Any set A is countable, if and only if |A| <= |N|, or if we make a function mapping from the elements of set A to the elements of N, then we must get either a bijection or an injection.
Alternatively, if all the elements of a set A can possibly be listed in a sequence, then also A is countable.
P = Set of rational numbers.
Now, we know that a rational number is of the form p/q, I can make an enumerating sequence of the elements of P as :- We take the value of |p| + |q|, where both p and q aren’t 0 and then assign that value to the same value in the natural number set, for the element 0 in rational numbers, we just assign it to an arbritrary element, say 1. Now, we can observe that there exists an injection between my enumerating sequence of Q and N, hence P is countable.

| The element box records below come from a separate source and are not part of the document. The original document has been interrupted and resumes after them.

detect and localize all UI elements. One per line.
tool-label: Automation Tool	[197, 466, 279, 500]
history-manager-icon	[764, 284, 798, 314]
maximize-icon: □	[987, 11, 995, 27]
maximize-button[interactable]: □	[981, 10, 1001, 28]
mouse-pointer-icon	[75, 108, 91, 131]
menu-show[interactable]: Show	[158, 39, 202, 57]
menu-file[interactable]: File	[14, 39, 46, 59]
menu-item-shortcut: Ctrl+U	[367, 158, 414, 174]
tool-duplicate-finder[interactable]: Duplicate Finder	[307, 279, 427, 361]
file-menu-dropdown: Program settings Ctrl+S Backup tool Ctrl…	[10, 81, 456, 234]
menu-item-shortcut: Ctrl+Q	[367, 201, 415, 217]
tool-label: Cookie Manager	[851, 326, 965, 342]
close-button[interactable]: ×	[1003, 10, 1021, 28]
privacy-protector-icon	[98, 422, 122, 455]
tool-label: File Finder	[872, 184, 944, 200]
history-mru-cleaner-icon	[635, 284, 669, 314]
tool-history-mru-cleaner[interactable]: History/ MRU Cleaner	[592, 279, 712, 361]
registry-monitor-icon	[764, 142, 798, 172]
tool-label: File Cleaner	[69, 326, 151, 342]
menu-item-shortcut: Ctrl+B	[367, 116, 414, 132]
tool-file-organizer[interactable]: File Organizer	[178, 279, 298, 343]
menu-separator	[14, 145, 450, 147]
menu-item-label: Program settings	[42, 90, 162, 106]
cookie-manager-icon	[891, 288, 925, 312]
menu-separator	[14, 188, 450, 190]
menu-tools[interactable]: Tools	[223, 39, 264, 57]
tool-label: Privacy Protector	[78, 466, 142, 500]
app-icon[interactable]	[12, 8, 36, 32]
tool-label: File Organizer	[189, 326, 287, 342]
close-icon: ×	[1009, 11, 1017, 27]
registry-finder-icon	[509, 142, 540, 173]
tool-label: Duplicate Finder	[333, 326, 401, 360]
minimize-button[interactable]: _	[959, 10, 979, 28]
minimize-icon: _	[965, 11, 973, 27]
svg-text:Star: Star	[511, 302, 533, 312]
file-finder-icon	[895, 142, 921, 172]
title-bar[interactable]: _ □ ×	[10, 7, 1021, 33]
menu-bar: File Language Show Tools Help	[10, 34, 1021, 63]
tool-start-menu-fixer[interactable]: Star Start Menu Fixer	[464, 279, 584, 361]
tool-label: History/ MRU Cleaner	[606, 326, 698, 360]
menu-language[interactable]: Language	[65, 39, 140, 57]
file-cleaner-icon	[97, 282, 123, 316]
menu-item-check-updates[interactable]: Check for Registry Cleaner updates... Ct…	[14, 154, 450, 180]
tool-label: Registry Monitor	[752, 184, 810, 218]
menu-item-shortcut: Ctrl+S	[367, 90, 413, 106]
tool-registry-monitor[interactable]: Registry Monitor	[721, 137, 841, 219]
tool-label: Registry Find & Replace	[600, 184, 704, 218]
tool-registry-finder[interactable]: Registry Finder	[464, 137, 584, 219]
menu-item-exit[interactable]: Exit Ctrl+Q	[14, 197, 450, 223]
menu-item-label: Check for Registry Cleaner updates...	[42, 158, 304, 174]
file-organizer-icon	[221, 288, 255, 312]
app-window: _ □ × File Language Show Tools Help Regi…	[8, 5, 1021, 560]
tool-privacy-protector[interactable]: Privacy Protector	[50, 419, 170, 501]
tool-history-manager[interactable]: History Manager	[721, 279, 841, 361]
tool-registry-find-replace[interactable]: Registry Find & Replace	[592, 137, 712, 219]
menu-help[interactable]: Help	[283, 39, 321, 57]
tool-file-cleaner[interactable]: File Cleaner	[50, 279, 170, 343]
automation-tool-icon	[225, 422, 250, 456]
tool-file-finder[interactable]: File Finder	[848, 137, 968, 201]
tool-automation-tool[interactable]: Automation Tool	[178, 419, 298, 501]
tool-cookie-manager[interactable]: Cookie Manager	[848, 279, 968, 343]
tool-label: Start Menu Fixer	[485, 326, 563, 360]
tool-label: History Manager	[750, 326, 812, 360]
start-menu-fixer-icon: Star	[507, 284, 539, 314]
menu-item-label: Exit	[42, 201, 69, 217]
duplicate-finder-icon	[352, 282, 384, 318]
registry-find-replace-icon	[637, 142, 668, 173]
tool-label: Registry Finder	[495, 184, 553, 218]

Q = Set of functions from {0, 1} to N.
Let my function f be such that f = {(0, a), (1, b)} (many such functions are possible, here a, b belong to N) and I make a mapping of f to the value (a + b) in the natural number set – thence, there exists an injection from Q to N, hence Q is countable.
R = Set of functions from N to {0, 1}
Here, |R| = 2 ^ |N|, where |N| is the cardinality of the natural numbers’ set. Now according to Cantor’s theorem, for any set A, |A| < |P(A)|, where P(A) is the power set of A and |P(A)| = 2 ^ |A|. Thus, |R| > |N| and this violates the 1st definition given above and hence R is uncountable.
S = Set of finite subsets of N.
Here a mapping can be created as follows :- Take any finite subset and assign it to that element of N equal to the minimum element of that subset. Thus, again an injection has been obtained and hence, S is countable.